There is a bit of back-of-envelope calculation needed to check this, but the upshot is that the probability that (\sum_iU_i,\sum_iV_i)=(x,y) is very well approximated, at least when x and y aren’t too big, by a formula of the form

G(x,y)=\int\exp(-Q(\alpha,\beta))e(-\alpha x-\beta y)\mathop{d\alpha}\mathop{d\beta}.

But this is the formula for the Fourier transform of a Gaussian (at least if we let \alpha and \beta range over \mathbb R^2, which makes very little difference to the integral because the Gaussian decays so quickly), so it is the restriction to \mathbb Z^2 of a Gaussian, just as we wanted.

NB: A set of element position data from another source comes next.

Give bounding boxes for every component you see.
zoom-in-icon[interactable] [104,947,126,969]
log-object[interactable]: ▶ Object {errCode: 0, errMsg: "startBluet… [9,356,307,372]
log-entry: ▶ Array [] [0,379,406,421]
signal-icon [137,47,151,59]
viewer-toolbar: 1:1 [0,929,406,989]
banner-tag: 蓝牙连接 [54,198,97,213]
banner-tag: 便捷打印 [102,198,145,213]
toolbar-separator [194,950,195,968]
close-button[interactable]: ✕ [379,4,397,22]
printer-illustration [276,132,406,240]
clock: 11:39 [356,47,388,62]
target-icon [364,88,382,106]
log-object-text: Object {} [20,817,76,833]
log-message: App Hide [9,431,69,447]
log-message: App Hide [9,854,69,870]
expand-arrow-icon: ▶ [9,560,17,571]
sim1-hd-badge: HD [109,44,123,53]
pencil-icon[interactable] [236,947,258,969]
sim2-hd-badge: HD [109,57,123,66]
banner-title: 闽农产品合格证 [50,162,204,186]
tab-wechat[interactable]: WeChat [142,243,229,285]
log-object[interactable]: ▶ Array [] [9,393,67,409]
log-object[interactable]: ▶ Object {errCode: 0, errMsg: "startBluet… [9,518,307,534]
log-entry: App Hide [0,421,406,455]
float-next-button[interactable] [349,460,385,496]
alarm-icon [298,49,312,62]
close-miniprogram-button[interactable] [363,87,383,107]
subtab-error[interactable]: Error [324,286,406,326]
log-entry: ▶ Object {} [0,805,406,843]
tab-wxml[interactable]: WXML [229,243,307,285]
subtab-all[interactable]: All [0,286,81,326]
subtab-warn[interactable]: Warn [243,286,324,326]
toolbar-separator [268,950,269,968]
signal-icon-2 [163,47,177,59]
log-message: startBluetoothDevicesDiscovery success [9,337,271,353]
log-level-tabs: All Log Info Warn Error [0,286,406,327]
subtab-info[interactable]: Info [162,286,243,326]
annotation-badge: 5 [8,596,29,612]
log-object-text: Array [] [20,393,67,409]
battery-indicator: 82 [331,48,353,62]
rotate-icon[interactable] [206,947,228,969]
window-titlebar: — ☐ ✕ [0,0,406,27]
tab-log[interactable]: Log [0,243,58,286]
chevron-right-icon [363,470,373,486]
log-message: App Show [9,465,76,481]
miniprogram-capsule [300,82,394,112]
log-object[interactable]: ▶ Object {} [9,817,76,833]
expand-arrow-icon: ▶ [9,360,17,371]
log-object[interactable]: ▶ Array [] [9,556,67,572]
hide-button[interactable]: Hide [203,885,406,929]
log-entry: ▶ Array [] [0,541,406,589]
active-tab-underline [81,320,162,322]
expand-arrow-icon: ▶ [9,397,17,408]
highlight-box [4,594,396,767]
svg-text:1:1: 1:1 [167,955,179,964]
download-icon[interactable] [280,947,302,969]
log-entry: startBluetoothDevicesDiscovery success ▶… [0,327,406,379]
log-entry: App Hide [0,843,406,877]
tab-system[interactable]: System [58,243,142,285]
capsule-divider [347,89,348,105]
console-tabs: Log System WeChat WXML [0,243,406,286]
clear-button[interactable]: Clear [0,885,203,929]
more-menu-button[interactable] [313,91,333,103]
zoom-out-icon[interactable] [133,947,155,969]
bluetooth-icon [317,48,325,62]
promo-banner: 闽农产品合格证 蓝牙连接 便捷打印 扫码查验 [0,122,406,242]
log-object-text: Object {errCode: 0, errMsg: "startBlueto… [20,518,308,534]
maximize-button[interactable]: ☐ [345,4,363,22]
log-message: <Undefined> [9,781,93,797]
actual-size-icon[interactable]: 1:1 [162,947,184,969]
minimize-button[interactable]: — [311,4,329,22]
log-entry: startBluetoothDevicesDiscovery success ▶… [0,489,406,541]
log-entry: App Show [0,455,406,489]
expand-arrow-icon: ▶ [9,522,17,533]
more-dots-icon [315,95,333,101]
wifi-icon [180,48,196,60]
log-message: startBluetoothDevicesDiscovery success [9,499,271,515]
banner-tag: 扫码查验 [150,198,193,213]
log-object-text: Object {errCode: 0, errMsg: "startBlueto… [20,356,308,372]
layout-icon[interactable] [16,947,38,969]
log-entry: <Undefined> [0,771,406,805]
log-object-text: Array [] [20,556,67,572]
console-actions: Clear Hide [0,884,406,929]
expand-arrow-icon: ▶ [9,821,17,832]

When we sum over infinitely many values of x and y, uniform estimates are not good enough, but we can deal with that very directly by using simple measure concentration estimates to prove that the probability that (\sum_iU_i,\sum_iV_i)=(x,y) is very small outside a not too large box.

That completes the sketch of the main ideas that go into showing that the heuristic argument is indeed correct.

Any comments about the current draft would be very welcome, and if anyone feels like working on it directly rather than through me, that is certainly a possibility — just let me know. I will try to post soon on the following questions, since it would be very nice to be able to add answers to them.

1. Is the more general quasirandomness conjecture false, as the experimental evidence suggests? (It is equivalent to the statement that if A and B are two random n-sided dice, then with probability 1-o(1), the four possibilities for whether another die beats A and whether it beats B each have probability \frac 14+o(1).)

2. What happens in the multiset model? Can the above method of proof be adapted to this case?

3. The experimental evidence suggests that transitivity almost always occurs if we pick purely random sequences from [n]^n. Can we prove this rigorously? (I think I basically have a proof of this, by showing that whether or not A beats B almost always depends on whether A has a bigger sum than B. I’ll try to find time reasonably soon to add this to the draft.)

Of course, other suggestions for follow-up questions will be very welcome, as will ideas about the first two questions above.